The probability by which a given allocation pattern is likely to result in a successful growing realloc() seems like a pretty big design choice.

Do you leave space after allocations for them to grow? Do you have power-of-2 size-based tables with an allocation bitmap? If so, what sizes? Etc.


Which is why you might get back a new pointer---because the original block couldn't be grown, so a new block has to be allocated and the contents copied.


>but you must be aware that you might get back an entirely new pointer

Which is super fun if someone else adds code that keeps a copy of the pointer, not knowing that it might change.

Incidentally, is that possibility realistic in a 64-bit system? It seems like the addresses could easily be spaced out enough that you would never actually expect to see a realloc return a different pointer.
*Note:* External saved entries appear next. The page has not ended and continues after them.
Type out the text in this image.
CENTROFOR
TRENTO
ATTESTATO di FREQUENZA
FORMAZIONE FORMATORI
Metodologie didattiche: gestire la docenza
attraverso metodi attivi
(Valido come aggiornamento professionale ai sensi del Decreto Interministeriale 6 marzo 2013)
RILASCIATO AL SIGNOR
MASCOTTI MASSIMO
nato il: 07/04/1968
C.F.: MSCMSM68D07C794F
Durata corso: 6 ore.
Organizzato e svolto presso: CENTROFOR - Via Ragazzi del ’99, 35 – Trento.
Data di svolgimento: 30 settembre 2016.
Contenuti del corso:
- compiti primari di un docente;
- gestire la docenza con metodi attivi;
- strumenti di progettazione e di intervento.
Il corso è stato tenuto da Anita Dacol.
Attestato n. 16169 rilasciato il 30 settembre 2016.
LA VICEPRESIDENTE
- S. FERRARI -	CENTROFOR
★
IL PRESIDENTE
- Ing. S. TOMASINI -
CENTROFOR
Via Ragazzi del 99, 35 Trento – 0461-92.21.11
They could, but it would be extremely inefficient for small allocations. Pages are 8 KiB minimum, so it would waste memory, bloat up the page tables, and ruin cache efficiency.


Hmm, I see what you mean. But it seems like that could be solved by more sophisticated virtual memory management, although it seems like it would essentially take an entire other layer of virtualization to make it work, which might have other performance consequences.


Basically you would just reimplement malloc on the MMU level.


It depends on your allocator.

For example, jemalloc stores medium-sized allocations in big contiguous buffers, binned by size rounded up to 16 bytes. So if you realloc to a different size class, your pointer will change, because you need to move to a different big buffer.